Another factor on location and identity
privacy is the fact that modern terminals support many different radio
technologies, most of which are not defined by 3GPP. This implies that
protection mechanisms that are applied to only a subset of these technologies
have only a limited effect on identity privacy; users may still be tracked
based on those technologies hat do not have a good protection. Issues like this
emphasize the need for further work on interworking with non-3GPP networks.
Another line of study is cognitive radio. The
leading idea in it is to optimize the use of radio frequencies and technologies
dynamically and locally.
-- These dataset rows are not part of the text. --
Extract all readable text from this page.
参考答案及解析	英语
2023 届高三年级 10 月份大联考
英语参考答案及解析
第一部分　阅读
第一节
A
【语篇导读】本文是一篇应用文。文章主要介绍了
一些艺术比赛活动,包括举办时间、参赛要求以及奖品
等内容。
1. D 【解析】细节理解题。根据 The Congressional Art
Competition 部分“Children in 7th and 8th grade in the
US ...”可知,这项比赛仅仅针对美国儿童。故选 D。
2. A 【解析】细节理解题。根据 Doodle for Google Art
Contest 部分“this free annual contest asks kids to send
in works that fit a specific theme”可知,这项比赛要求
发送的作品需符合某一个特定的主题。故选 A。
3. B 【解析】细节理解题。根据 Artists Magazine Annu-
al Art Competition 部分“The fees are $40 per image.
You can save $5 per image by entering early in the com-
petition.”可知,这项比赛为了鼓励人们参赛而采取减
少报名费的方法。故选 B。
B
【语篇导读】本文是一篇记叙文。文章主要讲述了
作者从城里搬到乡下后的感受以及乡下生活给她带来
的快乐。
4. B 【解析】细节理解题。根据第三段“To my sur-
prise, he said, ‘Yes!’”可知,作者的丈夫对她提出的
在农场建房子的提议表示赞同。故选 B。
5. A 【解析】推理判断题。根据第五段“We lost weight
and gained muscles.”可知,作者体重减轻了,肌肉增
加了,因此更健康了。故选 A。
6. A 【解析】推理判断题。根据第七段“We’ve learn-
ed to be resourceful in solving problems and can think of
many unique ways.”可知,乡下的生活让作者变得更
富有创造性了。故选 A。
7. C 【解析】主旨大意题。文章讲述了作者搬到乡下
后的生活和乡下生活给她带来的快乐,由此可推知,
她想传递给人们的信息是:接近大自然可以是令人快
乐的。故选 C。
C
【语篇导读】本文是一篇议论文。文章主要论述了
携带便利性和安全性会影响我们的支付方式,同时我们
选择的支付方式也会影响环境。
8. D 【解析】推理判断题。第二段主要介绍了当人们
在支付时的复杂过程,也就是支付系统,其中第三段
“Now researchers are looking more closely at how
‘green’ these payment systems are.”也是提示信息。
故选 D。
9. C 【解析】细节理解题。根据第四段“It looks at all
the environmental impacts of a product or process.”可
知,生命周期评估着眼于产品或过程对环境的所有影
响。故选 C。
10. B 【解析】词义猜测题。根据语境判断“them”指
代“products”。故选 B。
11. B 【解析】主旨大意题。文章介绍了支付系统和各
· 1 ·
The terminal senses its radio surroundings and uses
the radio technology that is most suitable for both the environment and the
current communication task. From a security point of view this raises some new
challenges. Although all possible radio technologies have their own protection
mechanisms, combining them in this dynamic manner is not a trivial task.
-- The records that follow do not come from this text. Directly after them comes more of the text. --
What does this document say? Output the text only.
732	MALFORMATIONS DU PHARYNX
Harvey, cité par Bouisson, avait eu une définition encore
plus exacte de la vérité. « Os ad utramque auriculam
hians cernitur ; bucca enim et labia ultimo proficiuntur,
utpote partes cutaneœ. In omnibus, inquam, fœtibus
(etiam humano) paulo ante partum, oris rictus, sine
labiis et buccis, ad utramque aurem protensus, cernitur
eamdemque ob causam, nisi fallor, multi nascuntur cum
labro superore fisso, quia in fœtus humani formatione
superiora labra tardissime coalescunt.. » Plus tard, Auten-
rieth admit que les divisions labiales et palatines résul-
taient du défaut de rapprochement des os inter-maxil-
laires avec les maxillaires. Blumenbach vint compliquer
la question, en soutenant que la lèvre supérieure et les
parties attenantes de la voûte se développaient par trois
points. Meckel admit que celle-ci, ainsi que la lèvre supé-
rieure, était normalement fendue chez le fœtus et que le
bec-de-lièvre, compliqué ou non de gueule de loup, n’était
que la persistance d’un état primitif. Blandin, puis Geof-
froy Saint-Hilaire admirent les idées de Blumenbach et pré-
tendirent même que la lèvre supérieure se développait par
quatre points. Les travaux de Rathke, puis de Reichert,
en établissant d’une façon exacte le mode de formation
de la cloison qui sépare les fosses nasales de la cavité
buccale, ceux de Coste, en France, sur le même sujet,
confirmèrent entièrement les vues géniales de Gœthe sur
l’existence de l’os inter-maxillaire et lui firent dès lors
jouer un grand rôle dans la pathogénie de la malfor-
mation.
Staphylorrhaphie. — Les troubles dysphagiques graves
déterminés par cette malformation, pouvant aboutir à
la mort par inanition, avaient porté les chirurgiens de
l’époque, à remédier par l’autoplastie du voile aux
Convergence of Internet technologies and
mobile communication technologies drives to a direction where a full-blown
redesign of the cellular system is not anymore needed, at least not
independently of the Internet. The future Internet would certainly contain
mobility built in as a core property. One consequence could be that differences
between the roles of mobile network operators and Internet service providers
become more blurred. There are also potential efficiency gains around Cloud
Computing; many tasks on the network side could be carried out wherever it is
optimal to do so. Therefore, the functional split inside the network would
become much more dynamic than is the case today. This kind of evolution
provides also challenges to security, since more and more legacy security
features have to be supported in a single system simultaneously. We have also a
more heterogeneous set of terminals in the system, provisioned with many
different kinds of credentials.
Some of the large-scale security issues with
the Internet, such as distributedDoS attacks, botnets and spam, stem from the
fact that sending data is easy and cheap while it is more costly to process the
data on the receiving end. One possible architectural solution to the problem
of unwanted traffic that plagues the Internet is to align more to the
‘publish-and-subscribe’ paradigm instead of the ‘send-and-receive’ paradigm. It
is probably not an overstatement to claim that security and privacy issues will
have a major impact on the shape of the future Internet.
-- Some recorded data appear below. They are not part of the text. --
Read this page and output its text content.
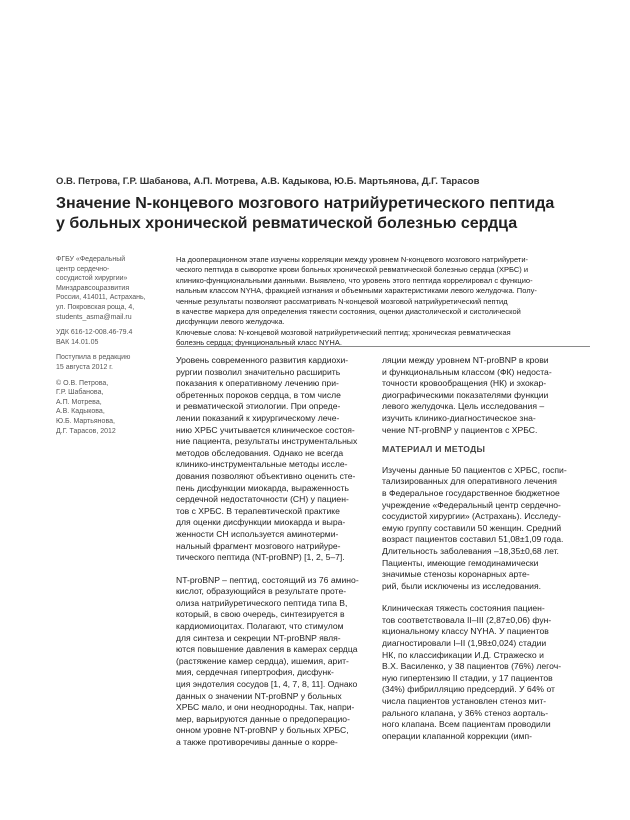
О.В. Петрова, Г.Р. Шабанова, А.П. Мотрева, А.В. Кадыкова, Ю.Б. Мартьянова, Д.Г. Тарасов
Значение N-концевого мозгового натрийуретического пептида
у больных хронической ревматической болезнью сердца
ФГБУ «Федеральный
центр сердечно-
сосудистой хирургии»
Минздравсоцразвития
России, 414011, Астрахань,
ул. Покровская роща, 4,
students_asma@mail.ru
УДК 616-12-008.46-79.4
ВАК 14.01.05
Поступила в редакцию
15 августа 2012 г.
© О.В. Петрова,
Г.Р. Шабанова,
А.П. Мотрева,
А.В. Кадыкова,
Ю.Б. Мартьянова,
Д.Г. Тарасов, 2012
На дооперационном этапе изучены корреляции между уровнем N-концевого мозгового натрийурети-
ческого пептида в сыворотке крови больных хронической ревматической болезнью сердца (ХРБС) и
клинико-функциональными данными. Выявлено, что уровень этого пептида коррелировал с функцио-
нальным классом NYHA, фракцией изгнания и объемными характеристиками левого желудочка. Полу-
ченные результаты позволяют рассматривать N-концевой мозговой натрийуретический пептид
в качестве маркера для определения тяжести состояния, оценки диастолической и систолической
дисфункции левого желудочка.
Ключевые слова: N-концевой мозговой натрийуретический пептид; хроническая ревматическая
болезнь сердца; функциональный класс NYHA.
Уровень современного развития кардиохи-
рургии позволил значительно расширить
показания к оперативному лечению при-
обретенных пороков сердца, в том числе
и ревматической этиологии. При опреде-
лении показаний к хирургическому лече-
нию ХРБС учитывается клиническое состоя-
ние пациента, результаты инструментальных
методов обследования. Однако не всегда
клинико-инструментальные методы иссле-
дования позволяют объективно оценить сте-
пень дисфункции миокарда, выраженность
сердечной недостаточности (СН) у пациен-
тов с ХРБС. В терапевтической практике
для оценки дисфункции миокарда и выра-
женности СН используется аминотерми-
нальный фрагмент мозгового натрийуре-
тического пептида (NT-proBNP) [1, 2, 5–7].
NT-proBNP – пептид, состоящий из 76 амино-
кислот, образующийся в результате проте-
олиза натрийуретического пептида типа B,
который, в свою очередь, синтезируется в
кардиомиоцитах. Полагают, что стимулом
для синтеза и секреции NT-proBNP явля-
ются повышение давления в камерах сердца
(растяжение камер сердца), ишемия, арит-
мия, сердечная гипертрофия, дисфунк-
ция эндотелия сосудов [1, 4, 7, 8, 11]. Однако
данных о значении NT-proBNP у больных
ХРБС мало, и они неоднородны. Так, напри-
мер, варьируются данные о предоперацио-
онном уровне NT-proBNP у больных ХРБС,
а также противоречивы данные о корре-
ляции между уровнем NT-proBNP в крови
и функциональным классом (ФК) недоста-
точности кровообращения (НК) и эхокар-
диографическими показателями функции
левого желудочка. Цель исследования –
изучить клинико-диагностическое зна-
чение NT-proBNP у пациентов с ХРБС.
МАТЕРИАЛ И МЕТОДЫ
Изучены данные 50 пациентов с ХРБС, госпи-
тализированных для оперативного лечения
в Федеральное государственное бюджетное
учреждение «Федеральный центр сердечно-
сосудистой хирургии» (Астрахань). Исследу-
емую группу составили 50 женщин. Средний
возраст пациентов составил 51,08±1,09 года.
Длительность заболевания –18,35±0,68 лет.
Пациенты, имеющие гемодинамически
значимые стенозы коронарных арте-
рий, были исключены из исследования.
Клиническая тяжесть состояния пациен-
тов соответствовала II–III (2,87±0,06) фун-
кциональному классу NYHA. У пациентов
диагностировали I–II (1,98±0,024) стадии
НК, по классификации И.Д. Стражеско и
В.Х. Василенко, у 38 пациентов (76%) легоч-
ную гипертензию II стадии, у 17 пациентов
(34%) фибрилляцию предсердий. У 64% от
числа пациентов установлен стеноз мит-
рального клапана, у 36% стеноз аорталь-
ного клапана. Всем пациентам проводили
операции клапанной коррекции (имп-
We will certainly have an extremely
heterogeneous terminal base when the vision of practically everything being
connected to everything via the Internet comes about [ITU 2005]. This kind of
system obviously provides lots of possibilities for attacks also. New security
and privacy mechanisms will certainly be needed on the way. Still another
avenue stems from the fact that many communication needs are local and there is
no need to be connected to the other side of the world. The wide-area coverage
and connectivity to the Internet could be complemented by various ad-hoc types
of network, such as for car-to-car communication or for communication needs at
mass events. There are lots of security challenges in such settings; one
possibility to solve them is to use the security features provided by wide-area
mobile systems and extend them to the ad-hoc networks, but this may not be
feasible in many cases owing to the lack of a centralized infrastructure.
Above is a list of several different avenues
that the evolution of EPS networks could take. What is common to all these
directions is that the concepts of security, trust and privacy have major roles
to play. To be able to continue the success stories of mobile networks and
communications, continuous evolution of the security concepts is a necessary
requirement. Properties like flexibility, agility and usability provide key
ingredients on the way towards this goal.